他にもアクティブなテキストエディタの変更や、ターミナルの開閉などのイベント検知ができる関数もあるようです。
イベントが検知された場合、既に存在するハイライト(decorationを使用)の削除関数や、ハイライトを新規作成する関数をコールさせました。
function decorateSameWords(curSelection) {
const editor = vscode.window.activeTextEditor;
if (!editor) {
return;
}
// 既にあるデコレーションをクリア
deleteDecorator(curDecorator);
curDecorator = { // 変数にそのままcreateTextEditorDecorationTypeを入れてしまうとdispose()で変数自体が無効になってしまうため入れ子にする
'decorator': vscode.window.createTextEditorDecorationType({
'borderWidth': '1px',
'borderStyle': 'solid',
'light': {
'overviewRulerColor': 'rgba(124,77, 255, 0.3)',
'backgroundColor': 'rgba(124,77, 255, 0.3)',
'borderColor': 'rgba(124,77, 255, 0.4)',
'color': 'rgba(255, 0, 0, 1.0)'
},
'dark': {
'overviewRulerColor': 'rgba(255, 255, 204, 0.3)',
'backgroundColor': 'rgba(255, 255, 204, 0.3)',
'borderColor': 'rgba(255, 255, 204, 0.4)',
'color': 'rgba(255, 255, 0, 1.0)'
}
})
};
//選択している文字列を取得
var searchWord = editor.document.getText(curSelection);
var otheEditors = vscode.window.visibleTextEditors;
otheEditors.forEach((eachEditor) => {
let ranges = new Array();
for (var i = 0; i < eachEditor.document.lineCount; ++i) {
for (var j = 0; j < eachEditor.document.lineAt(i).text.length; ++j){
var curPosition = eachEditor.document.lineAt(i).text.indexOf(searchWord, j);
if (~curPosition) {
const startPosition = new vscode.Position(i, curPosition);
const endPosition = new vscode.Position(i, curPosition + searchWord.length);
const range = new vscode.Range(startPosition, endPosition);
ranges.push(range);
j = curPosition + searchWord.length - 1;
}
}
}
eachEditor.setDecorations(curDecorator.decorator, ranges);
});
}
createTextEditorDecorationType
でハイライトを作成していますが、通常は以下の様なコードで使用されると思います。
<想定されている使用方法>
curDecorator = vscode.window.createTextEditorDecorationType({...});
...
setDecorations(curDecorator, ranges);
しかし、この方法で装飾を作成すると、装飾を消す処理(curDecorator.dispose()

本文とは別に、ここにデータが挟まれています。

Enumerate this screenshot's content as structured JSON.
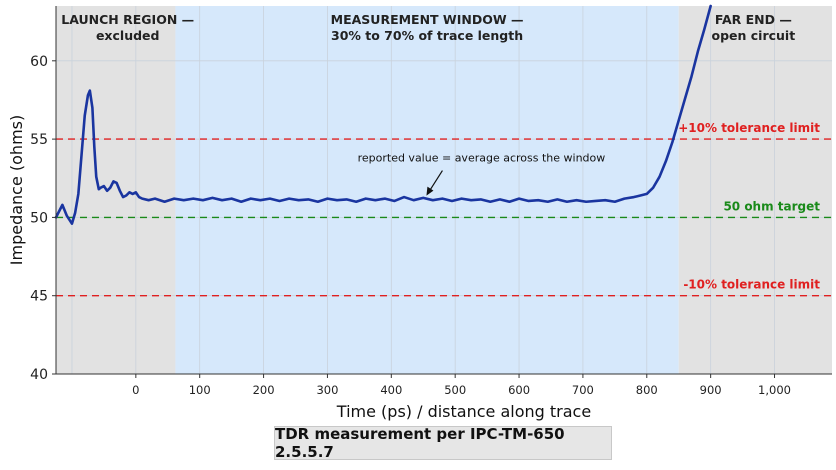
{
  "chart_data": {
    "type": "line",
    "xlabel": "Time (ps) / distance along trace",
    "ylabel": "Impedance (ohms)",
    "xlim": [
      -125,
      1090
    ],
    "ylim": [
      40,
      63.5
    ],
    "xticks": [
      0,
      100,
      200,
      300,
      400,
      500,
      600,
      700,
      800,
      900,
      1000
    ],
    "xtick_labels": [
      "0",
      "100",
      "200",
      "300",
      "400",
      "500",
      "600",
      "700",
      "800",
      "900",
      "1,000"
    ],
    "yticks": [
      40,
      45,
      50,
      55,
      60
    ],
    "grid": true,
    "regions": [
      {
        "name": "launch",
        "x_start": -125,
        "x_end": 62,
        "color": "#e2e2e2",
        "label_line1": "LAUNCH REGION —",
        "label_line2": "excluded"
      },
      {
        "name": "measurement",
        "x_start": 62,
        "x_end": 850,
        "color": "#d6e8fb",
        "label_line1": "MEASUREMENT WINDOW —",
        "label_line2": "30% to 70% of trace length"
      },
      {
        "name": "far-end",
        "x_start": 850,
        "x_end": 1090,
        "color": "#e2e2e2",
        "label_line1": "FAR END —",
        "label_line2": "open circuit"
      }
    ],
    "reference_lines": [
      {
        "name": "upper-tolerance",
        "y": 55,
        "color": "#e02020",
        "label": "+10% tolerance limit"
      },
      {
        "name": "target",
        "y": 50,
        "color": "#1a8a1a",
        "label": "50 ohm target"
      },
      {
        "name": "lower-tolerance",
        "y": 45,
        "color": "#e02020",
        "label": "-10% tolerance limit"
      }
    ],
    "annotation": {
      "text": "reported value = average across the window",
      "x": 455,
      "y": 51.2
    },
    "series": [
      {
        "color": "#1a35a0",
        "x": [
          -125,
          -115,
          -108,
          -100,
          -95,
          -90,
          -85,
          -80,
          -75,
          -72,
          -68,
          -65,
          -62,
          -58,
          -55,
          -50,
          -45,
          -40,
          -35,
          -30,
          -25,
          -20,
          -15,
          -10,
          -5,
          0,
          5,
          10,
          20,
          30,
          45,
          60,
          75,
          90,
          105,
          120,
          135,
          150,
          165,
          180,
          195,
          210,
          225,
          240,
          255,
          270,
          285,
          300,
          315,
          330,
          345,
          360,
          375,
          390,
          405,
          420,
          435,
          450,
          465,
          480,
          495,
          510,
          525,
          540,
          555,
          570,
          585,
          600,
          615,
          630,
          645,
          660,
          675,
          690,
          705,
          720,
          735,
          750,
          765,
          780,
          790,
          800,
          810,
          820,
          830,
          840,
          850,
          860,
          870,
          880,
          890,
          900
        ],
        "y": [
          50.0,
          50.8,
          50.1,
          49.6,
          50.3,
          51.5,
          54.0,
          56.5,
          57.8,
          58.1,
          57.0,
          54.5,
          52.6,
          51.8,
          51.9,
          52.0,
          51.7,
          51.9,
          52.3,
          52.2,
          51.7,
          51.3,
          51.4,
          51.6,
          51.5,
          51.6,
          51.3,
          51.2,
          51.1,
          51.2,
          51.0,
          51.2,
          51.1,
          51.2,
          51.1,
          51.25,
          51.1,
          51.2,
          51.0,
          51.2,
          51.1,
          51.2,
          51.05,
          51.2,
          51.1,
          51.15,
          51.0,
          51.2,
          51.1,
          51.15,
          51.0,
          51.2,
          51.1,
          51.2,
          51.05,
          51.3,
          51.1,
          51.25,
          51.1,
          51.2,
          51.05,
          51.2,
          51.1,
          51.15,
          51.0,
          51.15,
          51.0,
          51.2,
          51.05,
          51.1,
          51.0,
          51.15,
          51.0,
          51.1,
          51.0,
          51.05,
          51.1,
          51.0,
          51.2,
          51.3,
          51.4,
          51.5,
          51.9,
          52.6,
          53.6,
          54.8,
          56.2,
          57.6,
          59.0,
          60.6,
          62.0,
          63.5
        ]
      }
    ]
  },
  "caption": "TDR measurement per IPC-TM-650 2.5.5.7"
}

)を行った後は、変数自体が無効(?)になってしまい、
curDecorator
に再度createTextEditorDecorationType
した結果を渡しても新しい装飾として使用することはできませんでした。
そのため、入れ子構造にすることでこれを変数名の使い回しを可能にしています。
※ こういった仕様が一般的なのか、この対処方法で正しいのかが分からないのでコメントで教えていただけると助かります。

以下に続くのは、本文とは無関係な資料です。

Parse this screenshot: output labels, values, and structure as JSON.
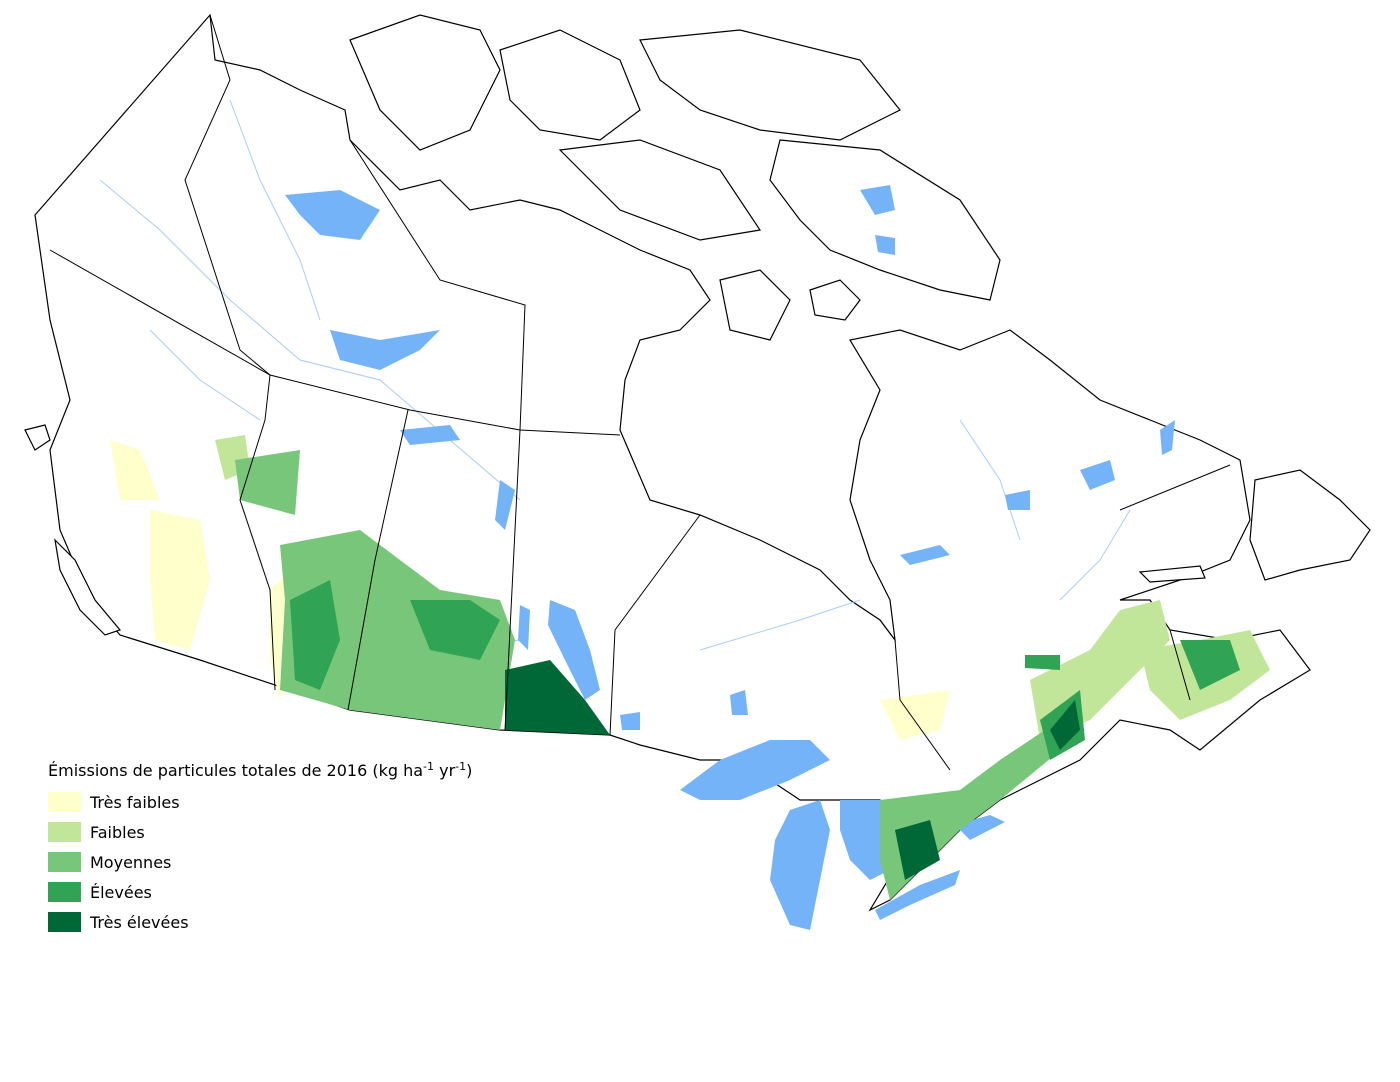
{
  "legend": {
    "title_parts": [
      "Émissions de particules totales de 2016 (kg ha",
      "-1",
      " yr",
      "-1",
      ")"
    ],
    "items": [
      {
        "label": "Très faibles",
        "color": "#ffffcc"
      },
      {
        "label": "Faibles",
        "color": "#c2e699"
      },
      {
        "label": "Moyennes",
        "color": "#78c679"
      },
      {
        "label": "Élevées",
        "color": "#31a354"
      },
      {
        "label": "Très élevées",
        "color": "#006837"
      }
    ]
  }
}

ハイライトする箇所については、JavaScriptの標準の関数を使用して定番らしい文字列検索を行っています。
そしてそれをsetDecorations
に渡すのにふさわしい形におさめています。
function deleteDecorator(deleteDecorator) {
if (curDecorator != undefined) {
deleteDecorator.decorator.dispose();
}
}
参考にさせて頂きました:https://qiita.com/kojisaiki/items/c20ccfd45c98fa3301d6
デバッグ
VSCodeから直接デバッグできます。
Extension Runを選択してF5を押すと新しいウィンドウが開いて拡張機能が実行されます。
ブレークポイントなども普通に使用できました。
公開
このあたりを設定しました。
特に、keywordsやcategoriesは、公開コマンド(vsce)によって自動的にここの設定がマーケットプレイスへの登録情報になります。
"name": "multiwindows-highlight",
"displayName": "multiWindows-highLight",
"description": "highlight same words in multi windows",
"version": "0.0.1",
"publisher": "aki12n",
"license": "SEE LICENSE IN LICENSE.txt",
"icon": "images/multiwindows-highlight.png",
"bugs": {
"url": "https://github.com/aki12n/multiwindows-highlight/issues"
},
"homepage": "https://github.com/aki12n/multiwindows-highlight/blob/master/README.md",
"repository": {
"type": "git",
"url": "https://github.com/aki12n/multiwindows-highlight.git"
},
"engines": {
"vscode": "^1.40.0"
},
"categories": [
"Other"
],
"keywords": [
"match",
"highlight",
"search"
],
おわり
テストを作成していなかったりクラス分けしていなかったりするので、今後機能追加の際に修正していきたいです。
追記:公開した拡張のバージョンアップ
コードを更新し、vsce publish patch
で https://marketplace.visualstudio.com/ に登録された情報をアップデートすることができました。
minor, patch 等の引数を与えることでバージョン情報はvsceが勝手にインクリメントをしてくれるようなのですが、pachage.jsonに記載されたversionは0.0.1のままで、マーケット上の表示は0.0.2になっていたので、pachage.json そのあたりの扱いがよくわからないままです・・・
他の方の記事ではpachage.jsonの記載が変わるという情報が多いので、私のやり方に何か問題があったのかもしれません。